カラダから始まる政略結婚~一夜限りのはずが、若旦那と夫婦の契りを交わしました~


「はい、空いています」

『よかった。ゆっくり話す時間が取れてなかったから、ふたりで過ごしたくてさ』

「ふたりで?」

『はは。急に声が低くなった。親睦を深めるだけだよ。俺たちは夫婦になるんだからね。仕事が終わったら、美澄屋まで来れるかな』

「わかりました」

『ありがとう。楽しみにしてる。……あ、お腹を空かせておいで』


 優しく誘う口調に返事をすると、電話が終わった。

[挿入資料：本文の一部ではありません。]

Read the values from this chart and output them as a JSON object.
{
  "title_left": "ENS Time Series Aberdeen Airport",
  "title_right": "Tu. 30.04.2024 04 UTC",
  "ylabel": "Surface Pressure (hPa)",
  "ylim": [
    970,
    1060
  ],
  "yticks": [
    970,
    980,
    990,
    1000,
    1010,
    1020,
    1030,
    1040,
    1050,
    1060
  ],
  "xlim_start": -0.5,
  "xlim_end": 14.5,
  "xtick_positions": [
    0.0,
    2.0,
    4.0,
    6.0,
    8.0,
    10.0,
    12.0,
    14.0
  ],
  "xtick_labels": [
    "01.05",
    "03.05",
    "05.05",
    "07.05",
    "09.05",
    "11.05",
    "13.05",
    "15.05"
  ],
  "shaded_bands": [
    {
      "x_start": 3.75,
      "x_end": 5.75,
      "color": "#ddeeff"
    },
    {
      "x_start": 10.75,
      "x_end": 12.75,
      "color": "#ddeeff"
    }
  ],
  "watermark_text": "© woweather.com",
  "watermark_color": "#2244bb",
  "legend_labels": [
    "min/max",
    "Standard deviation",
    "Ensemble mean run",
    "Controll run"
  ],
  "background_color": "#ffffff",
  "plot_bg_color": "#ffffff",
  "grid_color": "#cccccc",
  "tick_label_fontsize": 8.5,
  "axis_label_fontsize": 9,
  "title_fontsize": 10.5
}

まだ心臓がドキドキしている。

 これは、ご飯のお誘い?

 結納まで済ませているというのに、ふたりで会うのは初めてだ。

 バーで会った時は素性を知らないままだったし、お見合いも結納も緊張で会話を楽しむどころではなかった。

 もしかして、気遣ってくれたのかな。

 私は初っ端から『旦那を好きにはなれない』と伝えてしまったし、愛のない政略結婚なのだから、必要以上に距離を縮めないと思っていたのに。

 不思議と、予定が埋まった後の気分は晴れやかだ。さっきまであんなに暗い気持ちだったのに、なぜだろう。

 突然の彼からの誘いに、なんとなくそわそわしてしまうのだった。